1) Am I pain-free? If yes, awesome! If not, please see Dr. Hannan ASAP, and follow his advice about stretching and strengthening.
2) Do I have the right clothing and gear? If you are not chafing anywhere, haven’t gotten blisters, and are happy with how you are carrying your phone (if you choose to do so), you’re good. If you have discomfort, start trying new clothing and gear until it feels right.
3) Am I pacing myself appropriately? If you’re getting to the end of the long runs/walks thinking “I feel great, and yes, I could go a few more miles”, you’re good. If not, experiment with either slowing down your overall pace, or mixing in more walking with your running. One approach is to try walking for the first minute of each mile, then going back to your normal pace.

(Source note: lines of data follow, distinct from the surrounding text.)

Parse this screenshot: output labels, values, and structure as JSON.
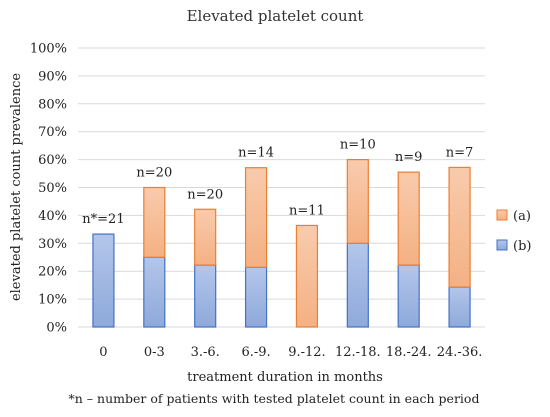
{
  "chart_data": {
    "type": "bar",
    "stacked": true,
    "title": "Elevated platelet count",
    "xlabel": "treatment duration in months",
    "ylabel": "elevated platelet count prevalence",
    "ylim": [
      0,
      100
    ],
    "yticks": [
      "0%",
      "10%",
      "20%",
      "30%",
      "40%",
      "50%",
      "60%",
      "70%",
      "80%",
      "90%",
      "100%"
    ],
    "grid": true,
    "legend_position": "right",
    "categories": [
      "0",
      "0-3",
      "3.-6.",
      "6.-9.",
      "9.-12.",
      "12.-18.",
      "18.-24.",
      "24.-36."
    ],
    "n_labels": [
      "n*=21",
      "n=20",
      "n=20",
      "n=14",
      "n=11",
      "n=10",
      "n=9",
      "n=7"
    ],
    "series": [
      {
        "name": "(b)",
        "color": "#8ea9db",
        "values": [
          33.3,
          25.0,
          22.2,
          21.4,
          0,
          30.0,
          22.2,
          14.3
        ]
      },
      {
        "name": "(a)",
        "color": "#f4b183",
        "values": [
          0,
          25.0,
          20.0,
          35.7,
          36.4,
          30.0,
          33.3,
          42.9
        ]
      }
    ],
    "footnote": "*n – number of patients with tested platelet count in each period"
  }
}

4) Am I eating the right pre-run dinner and breakfast? If you’re still feeling strong after 6-8 miles, the answer is probably yes. If you’re starting to feel like you’re running out of energy at that point, try the following 3 changes: eat more carbs and less fat and protein for dinner the night before; eat more “good carbs” (oatmeal, whole wheat bread, pancakes, cereal, etc.) for breakfast at least 30 minutes before you start; and drink lots of water with dinner and breakfast.
5) Am I feeling as strong for the last few miles as I did for the first few? If yes, keep doing what you’re doing. If not, try drinking and eating more at the rest stops and/or along the way. Today, as I was approaching the full marathon turnaround, I confess that I was thinking about how lousy I felt, how slow I was going, and that I should just quit when I got back to the first water stop and get a ride back to BTS for the last 5 miles. But, I had lots of water at that turnaround point, and had a GU at mile 10 and again at mile 14. Within minutes of leaving that turnaround point, I was so full of energy that I surprised myself by how much faster I was able to run and how good I felt for the second half of the route. Proper hydration and nutrition really works.